Coraz więcej młodych ludzi trafia z objawami COVID-19 do szpitali i to w dość ciężkim stanie.
– Powinniśmy skorygować mniemanie, że młodych ta choroba nie dotyczy – uważa Zbigniew Siemienowicz, dyrektor szpitala w Solecznikach.
Eksperci uważają, że na Litwie pomimo kwarantanny społeczeństwo jest zbyt mobilne. Zaskakująco dużo osób twierdzi, że nie boi się wirusa, są też tacy, którzy w ogóle nie wierzą w jego istnienie. Podczas pierwszej fali pandemii do szpitali trafiali głównie ludzie z grupy ryzyka powyżej 65. roku życia. Obecnie coraz więcej chorych należy do grupy wiekowej poniżej 50. roku życia, chorują też dzieci. Mimo że większość choruje bezobjawowo, sporo trafia do szpitali.
– Młodzież nie bała się koronawirusa zarówno wiosną, jak i teraz. Dużo ludzi lekceważy ryzyko zakażenia się, ponieważ nie widzi bezpośrednio skutków tej choroby, ignoruje ją, przyjmuje jako abstrakcję. Podobnie jak my, gdy na przykład słyszymy coś o tym, że w Armenii trwa wojna i giną ludzie, ale ponieważ nie dotyczy to nas bezpośrednio, wydaje się nam, że nic strasznego tam się nie dzieje. A jak już dotknie, wtedy dopiero to dla nas tragedia. Podobnie jest i z koronawirusem. Często młodzi ludzie, którzy na pozór są zdrowi i nie cierpią na inne schorzenia, trafiają w ręce lekarzy już w dość ciężkim stanie – tłumaczy w rozmowie z „Kurierem Wileńskim” Zbigniew Siemienowicz.
Czytaj więcej: Nie chcemy się pożegnać z koronawirusem?
Zaznacza, że osoby przed 60. rokiem życia chorują lżej, ponieważ z zasady mają mniej chorób chronicznych i towarzyszących patologii medycznych. Odporność u młodych też jest zawsze większa, dlatego przebieg choroby jest lżejszy.
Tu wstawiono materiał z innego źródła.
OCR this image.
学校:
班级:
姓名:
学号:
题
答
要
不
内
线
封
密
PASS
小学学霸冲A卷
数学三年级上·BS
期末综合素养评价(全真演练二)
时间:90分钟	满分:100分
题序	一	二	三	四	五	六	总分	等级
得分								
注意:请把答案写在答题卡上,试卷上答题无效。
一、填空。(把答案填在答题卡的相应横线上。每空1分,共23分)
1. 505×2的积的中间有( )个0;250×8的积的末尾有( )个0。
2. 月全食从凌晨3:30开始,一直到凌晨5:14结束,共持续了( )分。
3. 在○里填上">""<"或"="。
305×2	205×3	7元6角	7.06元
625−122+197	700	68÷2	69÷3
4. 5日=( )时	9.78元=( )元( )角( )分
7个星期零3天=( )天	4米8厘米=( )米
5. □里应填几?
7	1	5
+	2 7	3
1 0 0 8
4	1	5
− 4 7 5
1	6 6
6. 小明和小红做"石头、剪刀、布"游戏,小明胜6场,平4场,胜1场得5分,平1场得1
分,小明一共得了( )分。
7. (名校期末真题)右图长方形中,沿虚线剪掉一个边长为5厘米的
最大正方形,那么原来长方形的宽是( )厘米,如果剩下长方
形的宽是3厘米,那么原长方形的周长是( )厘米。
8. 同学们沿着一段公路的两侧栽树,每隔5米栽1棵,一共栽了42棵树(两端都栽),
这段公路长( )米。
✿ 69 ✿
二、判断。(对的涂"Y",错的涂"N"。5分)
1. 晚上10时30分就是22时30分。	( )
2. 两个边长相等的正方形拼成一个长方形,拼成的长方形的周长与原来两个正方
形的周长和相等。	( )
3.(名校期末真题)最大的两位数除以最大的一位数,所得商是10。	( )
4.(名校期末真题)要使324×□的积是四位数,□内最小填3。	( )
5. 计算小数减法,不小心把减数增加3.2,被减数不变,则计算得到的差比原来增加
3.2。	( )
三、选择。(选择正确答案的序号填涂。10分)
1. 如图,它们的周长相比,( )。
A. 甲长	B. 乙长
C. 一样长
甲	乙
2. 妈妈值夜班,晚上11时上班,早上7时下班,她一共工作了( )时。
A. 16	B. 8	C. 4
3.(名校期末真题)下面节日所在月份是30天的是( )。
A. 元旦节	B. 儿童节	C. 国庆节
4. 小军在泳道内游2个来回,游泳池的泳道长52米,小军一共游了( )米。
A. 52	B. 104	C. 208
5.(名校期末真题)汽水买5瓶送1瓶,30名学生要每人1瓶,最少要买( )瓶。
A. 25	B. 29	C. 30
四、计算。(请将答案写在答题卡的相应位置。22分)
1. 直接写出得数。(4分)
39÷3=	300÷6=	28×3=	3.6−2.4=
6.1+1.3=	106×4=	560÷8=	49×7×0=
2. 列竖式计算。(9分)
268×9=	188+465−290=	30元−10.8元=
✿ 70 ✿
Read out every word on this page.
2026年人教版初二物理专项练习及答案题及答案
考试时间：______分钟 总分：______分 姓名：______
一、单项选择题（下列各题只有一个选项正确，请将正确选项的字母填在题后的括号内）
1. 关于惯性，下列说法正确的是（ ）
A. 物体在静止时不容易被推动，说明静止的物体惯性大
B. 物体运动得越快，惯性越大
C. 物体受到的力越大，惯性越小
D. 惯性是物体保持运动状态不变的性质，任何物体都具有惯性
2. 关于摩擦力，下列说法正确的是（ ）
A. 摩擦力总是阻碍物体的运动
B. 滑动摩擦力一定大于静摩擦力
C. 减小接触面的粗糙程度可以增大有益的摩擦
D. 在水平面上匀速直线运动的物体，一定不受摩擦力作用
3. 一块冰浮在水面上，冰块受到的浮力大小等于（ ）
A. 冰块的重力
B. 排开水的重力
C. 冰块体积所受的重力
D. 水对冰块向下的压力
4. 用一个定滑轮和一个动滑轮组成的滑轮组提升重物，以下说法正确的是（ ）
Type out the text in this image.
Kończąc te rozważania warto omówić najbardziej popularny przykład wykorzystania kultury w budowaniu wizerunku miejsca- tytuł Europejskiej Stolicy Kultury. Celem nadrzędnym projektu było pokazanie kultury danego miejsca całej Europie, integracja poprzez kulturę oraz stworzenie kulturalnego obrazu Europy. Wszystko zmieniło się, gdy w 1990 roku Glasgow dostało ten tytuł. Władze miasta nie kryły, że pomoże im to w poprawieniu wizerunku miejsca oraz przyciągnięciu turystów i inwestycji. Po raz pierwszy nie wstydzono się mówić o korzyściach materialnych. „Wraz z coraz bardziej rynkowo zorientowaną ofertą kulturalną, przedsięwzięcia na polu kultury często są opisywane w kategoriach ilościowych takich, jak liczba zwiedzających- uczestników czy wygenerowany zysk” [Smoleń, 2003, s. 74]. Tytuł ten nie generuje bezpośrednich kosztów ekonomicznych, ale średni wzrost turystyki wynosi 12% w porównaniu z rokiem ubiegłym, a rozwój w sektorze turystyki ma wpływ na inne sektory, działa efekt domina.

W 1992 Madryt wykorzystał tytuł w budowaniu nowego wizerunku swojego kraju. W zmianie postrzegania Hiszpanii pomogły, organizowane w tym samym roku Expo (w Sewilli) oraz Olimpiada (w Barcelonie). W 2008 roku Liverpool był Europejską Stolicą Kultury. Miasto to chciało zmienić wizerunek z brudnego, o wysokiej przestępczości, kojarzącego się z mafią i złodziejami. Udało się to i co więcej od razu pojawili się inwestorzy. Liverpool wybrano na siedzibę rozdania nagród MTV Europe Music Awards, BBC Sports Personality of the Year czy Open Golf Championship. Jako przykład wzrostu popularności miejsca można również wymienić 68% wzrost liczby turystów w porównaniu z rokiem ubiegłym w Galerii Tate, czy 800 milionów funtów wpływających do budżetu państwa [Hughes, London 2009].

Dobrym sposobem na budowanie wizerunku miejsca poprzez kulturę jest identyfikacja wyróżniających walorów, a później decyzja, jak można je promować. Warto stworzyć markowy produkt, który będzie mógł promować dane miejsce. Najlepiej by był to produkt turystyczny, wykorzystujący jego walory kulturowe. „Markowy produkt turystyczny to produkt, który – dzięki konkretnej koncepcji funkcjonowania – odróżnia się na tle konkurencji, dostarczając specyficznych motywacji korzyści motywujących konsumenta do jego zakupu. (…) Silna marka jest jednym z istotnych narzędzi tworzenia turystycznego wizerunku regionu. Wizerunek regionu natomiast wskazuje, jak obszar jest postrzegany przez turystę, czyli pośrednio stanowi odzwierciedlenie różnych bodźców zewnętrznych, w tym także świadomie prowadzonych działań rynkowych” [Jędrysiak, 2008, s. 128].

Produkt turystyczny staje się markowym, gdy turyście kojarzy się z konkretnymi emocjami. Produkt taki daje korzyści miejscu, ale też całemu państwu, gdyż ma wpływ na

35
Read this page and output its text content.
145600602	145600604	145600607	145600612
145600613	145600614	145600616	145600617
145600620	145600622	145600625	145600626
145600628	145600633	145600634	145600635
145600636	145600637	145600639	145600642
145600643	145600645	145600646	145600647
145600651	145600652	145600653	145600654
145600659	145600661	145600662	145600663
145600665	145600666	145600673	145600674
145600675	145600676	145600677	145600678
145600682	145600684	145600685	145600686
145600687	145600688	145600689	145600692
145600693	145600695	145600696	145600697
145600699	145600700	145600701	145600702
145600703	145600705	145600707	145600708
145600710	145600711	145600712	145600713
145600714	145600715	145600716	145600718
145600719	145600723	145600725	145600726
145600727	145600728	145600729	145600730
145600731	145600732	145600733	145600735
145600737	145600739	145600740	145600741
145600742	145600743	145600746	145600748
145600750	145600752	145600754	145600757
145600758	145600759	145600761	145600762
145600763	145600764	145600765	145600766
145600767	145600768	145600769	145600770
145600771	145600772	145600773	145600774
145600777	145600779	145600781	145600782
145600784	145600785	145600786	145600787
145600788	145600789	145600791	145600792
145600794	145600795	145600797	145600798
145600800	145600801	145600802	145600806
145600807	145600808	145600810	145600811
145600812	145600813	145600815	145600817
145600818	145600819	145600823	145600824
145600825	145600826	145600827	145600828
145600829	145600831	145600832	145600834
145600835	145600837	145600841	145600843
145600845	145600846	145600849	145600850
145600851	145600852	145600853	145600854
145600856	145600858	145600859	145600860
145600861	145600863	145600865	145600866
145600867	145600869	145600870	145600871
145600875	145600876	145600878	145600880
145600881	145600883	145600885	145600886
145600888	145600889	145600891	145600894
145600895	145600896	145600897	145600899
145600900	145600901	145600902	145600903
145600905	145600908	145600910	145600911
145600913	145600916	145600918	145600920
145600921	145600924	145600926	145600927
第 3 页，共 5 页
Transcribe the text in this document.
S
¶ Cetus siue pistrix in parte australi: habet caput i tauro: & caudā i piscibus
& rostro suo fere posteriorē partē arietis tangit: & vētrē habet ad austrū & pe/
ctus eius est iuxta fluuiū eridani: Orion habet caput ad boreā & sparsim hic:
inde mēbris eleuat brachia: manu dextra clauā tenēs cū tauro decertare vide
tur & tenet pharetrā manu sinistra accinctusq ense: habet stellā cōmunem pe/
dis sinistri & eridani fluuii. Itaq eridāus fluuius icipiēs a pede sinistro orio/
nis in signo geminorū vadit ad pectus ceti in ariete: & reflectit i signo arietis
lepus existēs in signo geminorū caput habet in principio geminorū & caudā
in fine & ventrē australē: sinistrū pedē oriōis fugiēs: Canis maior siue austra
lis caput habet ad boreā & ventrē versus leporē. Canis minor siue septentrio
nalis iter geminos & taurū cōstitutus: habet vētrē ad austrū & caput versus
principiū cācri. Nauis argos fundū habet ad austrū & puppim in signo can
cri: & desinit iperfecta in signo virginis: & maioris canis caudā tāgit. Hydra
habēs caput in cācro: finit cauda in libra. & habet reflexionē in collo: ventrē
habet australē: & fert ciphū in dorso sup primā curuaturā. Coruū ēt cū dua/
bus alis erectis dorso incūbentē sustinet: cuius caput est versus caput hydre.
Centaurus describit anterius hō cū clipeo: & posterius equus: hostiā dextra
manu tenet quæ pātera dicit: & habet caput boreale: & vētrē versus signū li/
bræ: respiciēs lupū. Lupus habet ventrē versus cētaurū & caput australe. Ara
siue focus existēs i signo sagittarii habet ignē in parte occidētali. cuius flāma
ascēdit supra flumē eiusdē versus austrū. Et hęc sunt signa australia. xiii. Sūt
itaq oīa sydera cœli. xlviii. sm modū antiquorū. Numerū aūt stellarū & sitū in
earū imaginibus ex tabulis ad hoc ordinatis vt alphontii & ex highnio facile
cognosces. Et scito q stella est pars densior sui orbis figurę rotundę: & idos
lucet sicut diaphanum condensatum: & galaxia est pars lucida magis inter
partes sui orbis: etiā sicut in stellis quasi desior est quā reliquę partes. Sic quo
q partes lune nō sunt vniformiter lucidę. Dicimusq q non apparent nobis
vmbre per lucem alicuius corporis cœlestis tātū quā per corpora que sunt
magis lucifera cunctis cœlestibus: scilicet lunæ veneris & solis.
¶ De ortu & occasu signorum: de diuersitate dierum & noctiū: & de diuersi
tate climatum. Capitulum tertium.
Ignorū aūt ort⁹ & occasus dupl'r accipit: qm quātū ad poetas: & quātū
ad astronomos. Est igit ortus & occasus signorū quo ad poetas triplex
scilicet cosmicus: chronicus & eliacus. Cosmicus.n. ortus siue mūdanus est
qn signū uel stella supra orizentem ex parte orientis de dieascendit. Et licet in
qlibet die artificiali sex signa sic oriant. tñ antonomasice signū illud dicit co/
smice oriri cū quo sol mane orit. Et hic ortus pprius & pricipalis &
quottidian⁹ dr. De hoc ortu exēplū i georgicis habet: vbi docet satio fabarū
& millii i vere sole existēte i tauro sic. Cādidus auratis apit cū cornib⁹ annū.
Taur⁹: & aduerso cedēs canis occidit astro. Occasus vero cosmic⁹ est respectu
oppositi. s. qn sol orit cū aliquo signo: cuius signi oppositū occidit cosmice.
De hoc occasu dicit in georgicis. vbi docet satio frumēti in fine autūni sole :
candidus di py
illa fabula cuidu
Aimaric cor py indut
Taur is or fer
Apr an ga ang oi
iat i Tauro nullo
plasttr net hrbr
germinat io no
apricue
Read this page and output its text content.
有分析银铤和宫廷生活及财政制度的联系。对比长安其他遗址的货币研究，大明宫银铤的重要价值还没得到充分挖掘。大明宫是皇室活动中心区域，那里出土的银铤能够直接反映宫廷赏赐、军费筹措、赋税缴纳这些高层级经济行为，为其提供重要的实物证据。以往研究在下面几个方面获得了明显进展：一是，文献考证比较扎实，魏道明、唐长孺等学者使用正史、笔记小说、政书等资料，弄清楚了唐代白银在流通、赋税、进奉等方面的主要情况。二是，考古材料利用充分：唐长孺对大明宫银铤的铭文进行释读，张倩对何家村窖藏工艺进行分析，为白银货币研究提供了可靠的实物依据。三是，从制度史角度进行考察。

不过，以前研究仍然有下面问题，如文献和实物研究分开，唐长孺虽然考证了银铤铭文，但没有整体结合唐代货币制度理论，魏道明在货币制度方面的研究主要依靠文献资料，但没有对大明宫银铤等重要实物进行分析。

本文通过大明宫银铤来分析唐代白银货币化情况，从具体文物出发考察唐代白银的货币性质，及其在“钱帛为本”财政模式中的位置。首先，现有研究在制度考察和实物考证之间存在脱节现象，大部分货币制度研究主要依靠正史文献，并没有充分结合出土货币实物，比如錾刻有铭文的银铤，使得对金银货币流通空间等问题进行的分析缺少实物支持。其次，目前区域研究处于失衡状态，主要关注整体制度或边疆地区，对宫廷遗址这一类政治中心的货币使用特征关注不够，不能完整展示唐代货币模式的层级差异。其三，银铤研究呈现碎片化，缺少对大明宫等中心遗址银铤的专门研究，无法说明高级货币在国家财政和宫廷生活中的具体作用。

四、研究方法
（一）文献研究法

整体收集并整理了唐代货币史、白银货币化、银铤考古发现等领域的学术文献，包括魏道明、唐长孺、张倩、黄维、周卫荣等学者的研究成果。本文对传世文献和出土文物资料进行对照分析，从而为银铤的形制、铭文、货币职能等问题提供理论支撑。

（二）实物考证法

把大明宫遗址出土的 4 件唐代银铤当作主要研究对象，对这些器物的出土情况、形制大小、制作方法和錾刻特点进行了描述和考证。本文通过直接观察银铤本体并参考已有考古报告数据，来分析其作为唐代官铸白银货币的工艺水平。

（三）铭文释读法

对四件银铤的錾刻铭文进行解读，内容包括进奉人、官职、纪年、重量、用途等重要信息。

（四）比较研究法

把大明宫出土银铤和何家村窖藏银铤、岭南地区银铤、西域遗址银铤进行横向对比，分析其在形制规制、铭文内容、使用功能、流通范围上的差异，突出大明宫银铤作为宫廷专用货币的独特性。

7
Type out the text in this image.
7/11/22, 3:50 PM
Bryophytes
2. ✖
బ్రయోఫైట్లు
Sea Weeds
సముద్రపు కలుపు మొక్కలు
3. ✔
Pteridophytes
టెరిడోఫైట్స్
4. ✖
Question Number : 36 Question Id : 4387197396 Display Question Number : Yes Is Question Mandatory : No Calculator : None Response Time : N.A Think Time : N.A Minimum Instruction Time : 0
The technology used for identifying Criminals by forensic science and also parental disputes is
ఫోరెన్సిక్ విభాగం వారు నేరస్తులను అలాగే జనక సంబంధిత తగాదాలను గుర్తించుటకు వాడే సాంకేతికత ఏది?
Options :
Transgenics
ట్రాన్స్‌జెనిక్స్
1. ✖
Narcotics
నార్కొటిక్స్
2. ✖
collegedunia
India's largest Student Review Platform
– Zdarzają się jednak wypadki ze skutkiem śmiertelnym wśród młodych ludzi chorych na COVID-19. Przed tygodniem w szpitalu w Kownie zmarł 27-letni pacjent chory na koronawirusa. Nie miał chorób współistniejących, uprawiał sport. Możliwe, że o dzień czy dwa za późno skontaktował się z lekarzem i tak się stało, że nie udało się go uratować – wyjaśnia dyrektor szpitala.
Podkreśla, że młody wiek wcale nie oznacza, że organizm zwalczy każdą infekcję.
– Każdy organizm, niezależnie od wieku, jest indywidualny, stan odporności to też sprawa indywidualna. Każdy organizm inaczej reaguje na konkretnego wirusa. Na stan naszej odporności wpływ ma wiele czynników, między innymi przebyte infekcje – dodaje rozmówca.
Zauważa, że przy najmniejszych objawach, podobnych do tych, jakie występują w przypadku zakażenia się koronawirusem, należy niezwłocznie skontaktować się ze swym lekarzem rodzinnym.
– Teraz takie konsultacje przebiegają w trybie zdalnym. Każdy przypadek jest inny i wymaga indywidualnego podejścia, dlatego nie wolno zwlekać, tylko przy pierwszych objawach powiadomić o tym swego lekarza – radzi Zbigniew Siemienowicz.
Najczęstsze objawy koronawirusa to: gorączka, suchy kaszel, duszność, poczucie zmęczenia, słabość, ból mięśni, gardła, głowy. Charakterystycznym objawem jest utrata lub zaburzenie smaku lub węchu.
Obecnie w szpitalu w Solecznikach przebywa 9 pacjentów chorych na COVID-19. Są to osoby w starszym wieku.